Com um exercício de construção de imagens cuja tarefa é encontrar beleza na dissonância rítmica, Ostinato (Paula Gaitán, 2021), filme de abertura da 24ª Mostra de Tiradentes, sobre o músico Arrigo Barnabé, transcreve a fluidez do processo criativo para as fronteiras movediças que existem entre a criação no cinema e na música. Uma melodia, memorável ainda que difícil de ser reproduzida pelo ouvinte, conduz os primeiros minutos do filme, quando o piano de Arrigo é colocado no ponto de maior evidência da mise-en-scène. A montagem expressiva, como consequência da fragmentação dos registros feitos pela realizadora, opera no filme como o processo de escuta. Procurar com o ouvido significa sentir para além do nível dos olhos. A performance musical é interrompida por uma frase de Arnold Schönberg, compositor austríaco, que tensiona o processo de execução da composição musical, o que dá espaço para que Arrigo antecipe a proposta do filme. “Posso falar?”, ele diz.

Assim, o filme começa a desenvolver os relatos de Arrigo sobre o processo de criação e execução de suas músicas, transcrevendo o discurso – que, ainda que fragmentado em tempo e espaço, se completa na montagem para conduzir a narrativa – para a forma do filme, utilizando a repetição obsessiva para construir fluxos visuais e sonoros. Através de uma inventividade notável na criação de ostinatos – repetições em um padrão rítmico para a construção de uma melodia –, começamos a compreender a genialidade de Arrigo na experimentação e a de Paula, que consegue trazer para a imagem a força metamorfoseante do som pelas variações de uma mesma cena ou performance. A partir de uma ruptura do tradicionalismo da teoria musical, Arrigo cria novas possibilidades para pensar o processo – como resistência e renovação estética – da composição. De música erudita popular ao sertanejo lisérgico, a criação de termos para tentar contemplar em palavras um texto musical fundamentado pelo amplo diálogo entre gêneros e poéticas musicais é feito com bom humor. “É como se o sertanejo tivesse tomado um ácido e fosse compor”.

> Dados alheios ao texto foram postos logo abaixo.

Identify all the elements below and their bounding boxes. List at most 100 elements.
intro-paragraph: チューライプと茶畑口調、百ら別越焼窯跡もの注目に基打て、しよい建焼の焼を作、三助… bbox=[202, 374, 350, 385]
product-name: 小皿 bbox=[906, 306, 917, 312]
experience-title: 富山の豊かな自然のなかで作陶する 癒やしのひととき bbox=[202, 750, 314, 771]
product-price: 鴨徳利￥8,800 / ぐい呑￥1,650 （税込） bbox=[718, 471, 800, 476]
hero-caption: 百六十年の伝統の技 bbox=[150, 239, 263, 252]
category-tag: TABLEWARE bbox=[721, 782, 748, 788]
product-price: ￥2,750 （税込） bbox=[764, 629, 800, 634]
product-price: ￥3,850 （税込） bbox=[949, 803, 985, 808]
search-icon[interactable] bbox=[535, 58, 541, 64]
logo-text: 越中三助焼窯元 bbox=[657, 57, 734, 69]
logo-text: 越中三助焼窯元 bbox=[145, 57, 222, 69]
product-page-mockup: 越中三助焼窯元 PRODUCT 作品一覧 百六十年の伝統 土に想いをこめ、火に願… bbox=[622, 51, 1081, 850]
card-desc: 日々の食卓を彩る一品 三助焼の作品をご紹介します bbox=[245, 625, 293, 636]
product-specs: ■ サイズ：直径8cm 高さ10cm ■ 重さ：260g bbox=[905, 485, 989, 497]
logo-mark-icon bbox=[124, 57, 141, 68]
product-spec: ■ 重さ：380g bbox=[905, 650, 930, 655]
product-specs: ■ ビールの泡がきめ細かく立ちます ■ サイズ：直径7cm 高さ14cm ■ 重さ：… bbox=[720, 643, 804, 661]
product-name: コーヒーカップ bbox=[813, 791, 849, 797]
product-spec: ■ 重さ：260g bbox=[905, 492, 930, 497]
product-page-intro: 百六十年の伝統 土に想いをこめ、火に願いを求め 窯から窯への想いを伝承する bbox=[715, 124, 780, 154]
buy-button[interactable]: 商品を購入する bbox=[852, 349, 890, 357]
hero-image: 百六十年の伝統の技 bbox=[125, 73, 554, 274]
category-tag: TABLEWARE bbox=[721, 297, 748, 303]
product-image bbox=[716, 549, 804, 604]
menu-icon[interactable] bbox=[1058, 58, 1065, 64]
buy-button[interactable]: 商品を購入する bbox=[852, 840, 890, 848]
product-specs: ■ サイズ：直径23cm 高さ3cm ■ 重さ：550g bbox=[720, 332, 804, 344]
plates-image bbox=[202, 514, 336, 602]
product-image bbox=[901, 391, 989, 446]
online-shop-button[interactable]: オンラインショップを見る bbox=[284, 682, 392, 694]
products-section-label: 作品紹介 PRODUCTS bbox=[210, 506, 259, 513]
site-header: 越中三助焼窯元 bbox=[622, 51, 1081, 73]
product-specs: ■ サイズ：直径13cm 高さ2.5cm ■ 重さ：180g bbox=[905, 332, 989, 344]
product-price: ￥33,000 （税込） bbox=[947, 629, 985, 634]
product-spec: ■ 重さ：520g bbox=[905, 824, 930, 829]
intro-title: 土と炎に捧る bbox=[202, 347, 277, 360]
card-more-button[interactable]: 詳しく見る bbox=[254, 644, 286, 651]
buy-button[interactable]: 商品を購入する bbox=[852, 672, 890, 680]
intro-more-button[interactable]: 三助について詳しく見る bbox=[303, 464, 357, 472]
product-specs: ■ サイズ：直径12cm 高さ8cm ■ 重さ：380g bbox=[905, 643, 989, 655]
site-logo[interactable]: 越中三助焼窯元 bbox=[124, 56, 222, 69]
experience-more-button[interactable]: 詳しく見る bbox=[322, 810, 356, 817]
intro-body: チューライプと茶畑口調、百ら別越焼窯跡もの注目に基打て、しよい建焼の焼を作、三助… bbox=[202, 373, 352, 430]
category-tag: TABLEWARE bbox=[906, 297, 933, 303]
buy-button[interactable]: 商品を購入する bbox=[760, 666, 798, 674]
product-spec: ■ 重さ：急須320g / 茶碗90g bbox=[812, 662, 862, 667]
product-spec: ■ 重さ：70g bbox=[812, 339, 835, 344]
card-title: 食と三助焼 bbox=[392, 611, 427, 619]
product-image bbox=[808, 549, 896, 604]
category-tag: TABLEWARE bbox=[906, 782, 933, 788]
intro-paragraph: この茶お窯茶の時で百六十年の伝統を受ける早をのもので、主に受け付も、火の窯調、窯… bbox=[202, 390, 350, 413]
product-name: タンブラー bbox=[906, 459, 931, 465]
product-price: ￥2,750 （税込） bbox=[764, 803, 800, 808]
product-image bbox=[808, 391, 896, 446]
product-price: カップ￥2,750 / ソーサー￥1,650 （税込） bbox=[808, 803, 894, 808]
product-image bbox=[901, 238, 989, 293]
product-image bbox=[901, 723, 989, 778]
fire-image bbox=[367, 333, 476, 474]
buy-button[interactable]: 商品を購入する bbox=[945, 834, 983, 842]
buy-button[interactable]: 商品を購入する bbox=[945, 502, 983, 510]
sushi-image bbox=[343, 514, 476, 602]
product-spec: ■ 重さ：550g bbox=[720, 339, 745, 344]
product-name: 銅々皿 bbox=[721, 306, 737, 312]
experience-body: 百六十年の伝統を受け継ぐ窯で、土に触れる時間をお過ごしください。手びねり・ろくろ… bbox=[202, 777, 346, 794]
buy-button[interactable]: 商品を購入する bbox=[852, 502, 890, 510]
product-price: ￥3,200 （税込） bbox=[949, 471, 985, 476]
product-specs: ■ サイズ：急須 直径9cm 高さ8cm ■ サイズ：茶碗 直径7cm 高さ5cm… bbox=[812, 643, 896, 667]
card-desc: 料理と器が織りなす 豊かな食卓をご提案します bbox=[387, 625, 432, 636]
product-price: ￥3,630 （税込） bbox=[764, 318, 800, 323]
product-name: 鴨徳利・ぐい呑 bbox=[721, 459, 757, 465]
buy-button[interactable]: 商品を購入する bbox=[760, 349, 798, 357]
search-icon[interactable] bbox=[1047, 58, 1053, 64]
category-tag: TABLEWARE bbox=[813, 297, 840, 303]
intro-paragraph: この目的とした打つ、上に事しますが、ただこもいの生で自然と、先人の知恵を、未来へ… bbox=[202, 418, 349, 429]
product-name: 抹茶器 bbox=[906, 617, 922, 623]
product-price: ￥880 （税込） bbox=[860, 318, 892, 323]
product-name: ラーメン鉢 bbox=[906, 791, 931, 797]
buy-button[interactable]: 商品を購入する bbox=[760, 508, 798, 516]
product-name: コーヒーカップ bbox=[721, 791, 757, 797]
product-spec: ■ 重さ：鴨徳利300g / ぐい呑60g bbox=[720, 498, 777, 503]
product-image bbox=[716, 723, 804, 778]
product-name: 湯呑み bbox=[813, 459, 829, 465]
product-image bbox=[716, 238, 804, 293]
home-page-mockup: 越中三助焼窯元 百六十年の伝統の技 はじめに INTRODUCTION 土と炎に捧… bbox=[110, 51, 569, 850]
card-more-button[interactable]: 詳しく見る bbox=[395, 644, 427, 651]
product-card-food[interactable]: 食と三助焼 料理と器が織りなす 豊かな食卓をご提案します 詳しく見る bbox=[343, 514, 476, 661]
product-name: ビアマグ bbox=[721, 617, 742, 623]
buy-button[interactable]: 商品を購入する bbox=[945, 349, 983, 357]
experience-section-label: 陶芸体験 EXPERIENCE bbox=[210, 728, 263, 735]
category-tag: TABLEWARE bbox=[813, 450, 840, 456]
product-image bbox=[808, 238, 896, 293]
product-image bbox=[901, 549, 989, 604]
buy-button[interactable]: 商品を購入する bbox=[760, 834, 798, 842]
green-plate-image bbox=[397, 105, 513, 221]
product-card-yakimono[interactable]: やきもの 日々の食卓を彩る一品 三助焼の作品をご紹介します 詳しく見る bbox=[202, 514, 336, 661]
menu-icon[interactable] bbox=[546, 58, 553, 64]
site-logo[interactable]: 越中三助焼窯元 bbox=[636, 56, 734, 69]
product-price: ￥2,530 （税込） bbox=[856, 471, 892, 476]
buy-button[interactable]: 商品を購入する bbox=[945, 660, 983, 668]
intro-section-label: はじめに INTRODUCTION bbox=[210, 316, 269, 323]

No espaço onde o músico apresenta as suas composições, há uma janela que o conecta com o mundo lá fora. As páginas de um livro, posicionado no parapeito da janela, são movimentadas pelo vento e chamam a atenção do espectador por alguns segundos. O som do piano clássico flerta com os ouvidos de quem passa por ali, mas ainda que possamos ver o que há para além da janela, o piano não nos permite ouvir o fluxo dinâmico dos sons produzidos pelo ambiente. A desconexão que existe entre o artista, que rememora um passado adormecido, e a população que caminha nas ruas, é representada quando Arrigo sai para visitar uma loja de instrumentos musicais e, depois, caminha entre a multidão, mas logo se mostra resistente em seguir a direção proposta, parando no meio do caminho como um corpo desarticulado em uma relação peculiar com a cidade. Essas imagens intencionalmente conceituais, ambíguas e paradoxais, funcionam da mesma maneira que os processos composicionais. Aqui, entendemos a função da janela, que opera como uma espécie de véu, uma vez que dá a ver, mas cria uma barreira que coloca o espaço – revisitado muitas vezes pela montagem e onde a maioria das cenas se desenvolvem – como um lugar seguro, onde a potência de enunciação individual é mais valorada que a coletiva.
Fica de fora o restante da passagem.